Francisco de Orellana (1511-november 1546) was een Spaanse veroveraar, kolonist en ontdekkingsreiziger. Hij sloot zich aan bij de expeditie van Gonzalo Pizarro in 1541 die vanuit Quito naar het oosten vertrok, in de hoop de mythische stad El Dorado te vinden. Onderweg werden Orellana en Pizarro gescheiden.
Terwijl Pizarro terugkeerde naar Quito, bleven Orellana en een handvol mannen stroomafwaarts reizen, uiteindelijk de Amazone-rivier ontdekken en hun weg naar de Atlantische Oceaan vinden. Tegenwoordig wordt Orellana het best herinnerd voor deze ontdekkingsreis.
Francisco de Orellana werd ergens rond 1511 in Extremadura geboren. Er wordt gemeld dat hij een nauwe relatie had met de Spaanse veroveraar Francisco Pizarro, hoewel de exacte relatie niet helemaal duidelijk is. Ze waren echter dichtbij genoeg dat Orellana de verbinding in zijn voordeel kon gebruiken.
Orellana kwam als jonge man naar de Nieuwe Wereld en ontmoette de expeditie van Pizarro in 1832 naar Peru, waar hij een van de Spanjaarden was die het machtige Inca-rijk omver wierp. Hij toonde een talent voor het ondersteunen van de winnende partijen in de Civil Wars onder de veroveraars die de regio in de late 1530s uit elkaar rukten. Hij verloor een oog in de strijd maar werd rijkelijk beloond met landen in het huidige Ecuador.
Spaanse veroveraars hadden onvoorstelbare rijkdom ontdekt in Mexico en Peru en waren voortdurend op zoek naar het volgende rijke inheemse rijk dat zou aanvallen en beroven. Gonzalo Pizarro, de broer van Francisco, was een man die geloofde in de legende van El Dorado, een rijke stad bestuurd door een koning die zijn lichaam in goudstof schilderde.
In 1540 begon Gonzalo een expeditie uit te rusten die vanuit Quito zou vertrekken en naar het oosten zou gaan in de hoop El Dorado of een andere rijke inheemse beschaving te vinden. Gonzalo leende een prinselijke som geld om de expeditie uit te rusten, die in februari 1541 vertrok. Francisco de Orellana sloot zich aan bij de expeditie en werd als hooggeplaatst onder de veroveraars beschouwd.
De expeditie vond niet veel op het gebied van goud of zilver. In plaats daarvan kwam het boze inboorlingen, honger, insecten en ondergelopen rivieren tegen. De veroveraars sjokten enkele maanden door de dichte Zuid-Amerikaanse jungle, hun toestand verslechterde.
In december 1541 kampeerden de mannen langs een machtige rivier, hun voorzieningen op een geïmproviseerd vlot geladen. Pizarro besloot Orellana vooruit te sturen om het terrein te verkennen en wat eten te zoeken. Zijn bevelen waren om zo snel mogelijk terug te keren. Orellana vertrok met ongeveer 50 man en vertrok op 26 december.

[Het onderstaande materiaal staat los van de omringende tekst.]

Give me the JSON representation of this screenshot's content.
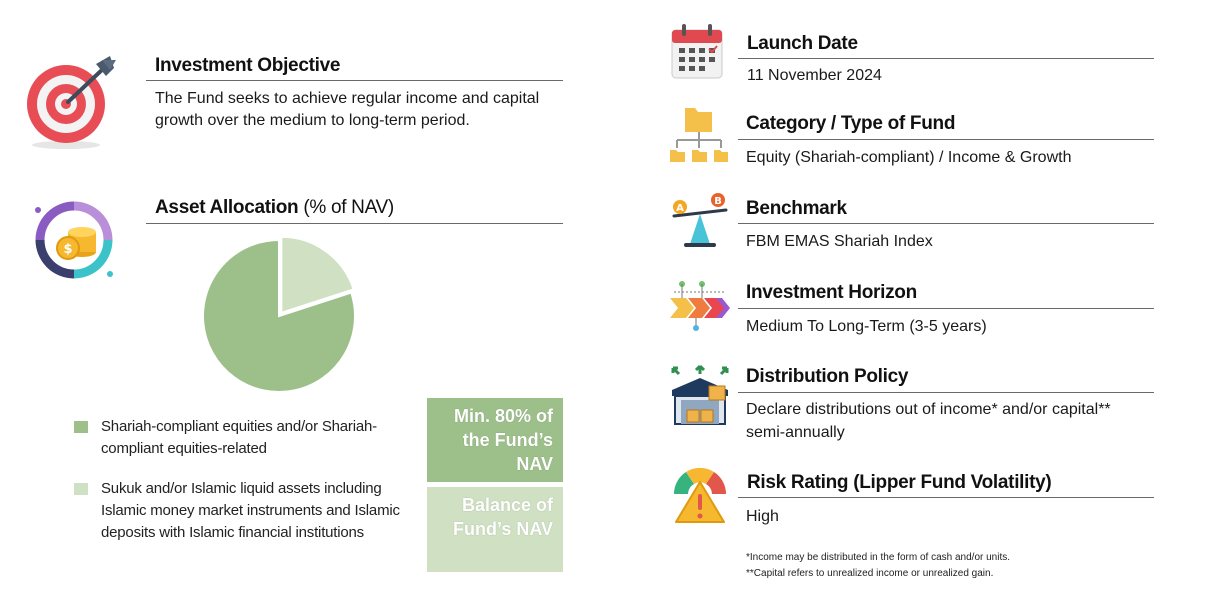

Een paar dagen stroomafwaarts vonden Orellana en zijn mannen wat eten in een geboortedorp. Volgens documenten die Orellana bijhield, wilde hij terugkeren naar Pizarro, maar zijn mannen waren het erover eens dat de teruggaande stroomopwaarts te moeilijk zou zijn en dreigde te muiten als Orellana ze zou maken, in plaats daarvan liever stroomafwaarts door te gaan. Orellana stuurde drie vrijwilligers terug naar Pizarro om hem te informeren over zijn acties. Ze vertrokken vanuit de samenvloeiing van de rivieren Coca en Napo en begonnen aan hun trektocht.
Op 11 februari 1542 liep de Napo uit in een grotere rivier: de Amazone. Hun reis zou duren totdat ze in september het Spaanse eiland Cubagua bereikten, voor de kust van Venezuela. Onderweg leden ze aan Indiase aanvallen, honger, ondervoeding en ziekten. Pizarro zou uiteindelijk terugkeren naar Quito, zijn troep kolonisten gedecimeerd.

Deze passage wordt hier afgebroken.